Open heringerp opened 1 month ago
Yes, I think this is a very nice idea.
Running panacus on compact de Bruijn graph requires the parameter k. Of course, we could retrieve it by the matching of the links in the GFA, but it might be better just to give it as a parameter. Apart from this, I dont think there is any difference for the user.
If the user informs panacus that the input graph is c(c)DBG, then for what it's worth, we can assume that k is equal to the length of the shortest node in the graph. That can be identified very fast, so no need for the user to specify explicitly.
This is not the case necessarily. Since it is a compacted graph you might have that all nodes are > k. The most reliable way is using links: L 3073 - 758274 + 10M L 3073 - 962680 + 10M ... Since all links will have the same matching (in this case 10M means that k is 11 for example)
But this can still be checked very fast, right?
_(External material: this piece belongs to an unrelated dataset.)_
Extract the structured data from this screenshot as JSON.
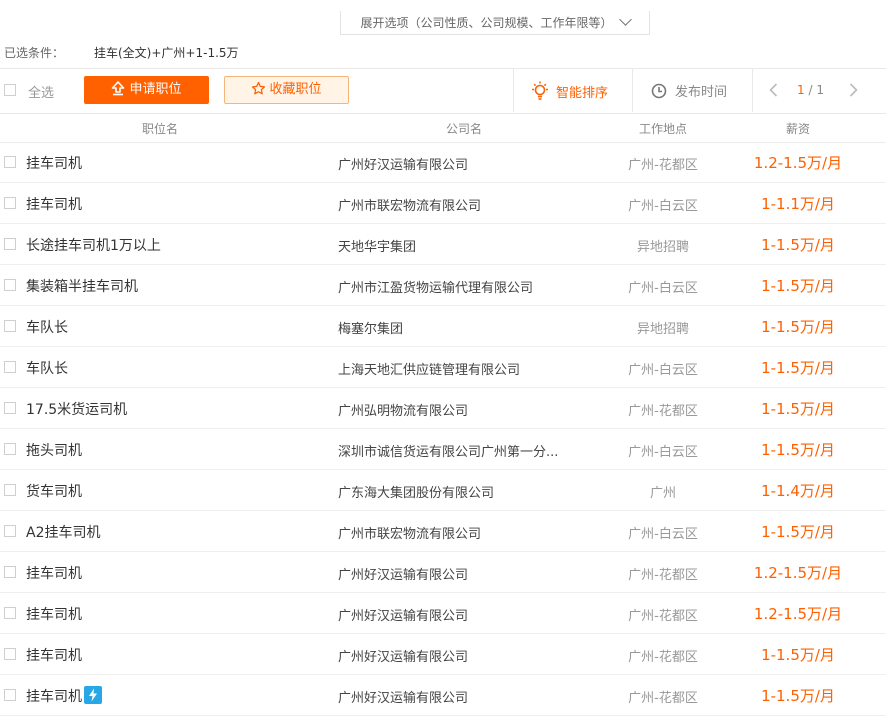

So their would still be no need for letting the user specifiy k?
Yes, but the problem is that the matching cigar is optional:
Thanks for pointing this out, @lucaparmigiani! Does Bifrost output the CIGAR string?
Yes. Bifrost outputs the cigar. I am not so sure about other tools.
If no cigar string is given, the default assumption in GFA format is that the edge is blunt. I feel like we should assume that if c(c)DBGs are given, they must provide the cigar.
But yeah, an option that specifies k in absence of the cigar won't hurt either, would it?
I agree. So if there is the parameter passed we just assume we want to parse it as a cdbg, otherwise we just base ourselves on the cigar of the first link.
It might make sense to introduce a parameter to tell panacus whether a graph is a variation graph or a De-Brujin graph. With this we could make sure all commands work for both types of graphs or at least tell the user if something won't work. Also we could change the debug/warning statements we discussed on 2024-10-15 conditional on the graph type.
Do you agree with this @lucaparmigiani? Is there anything else to think about?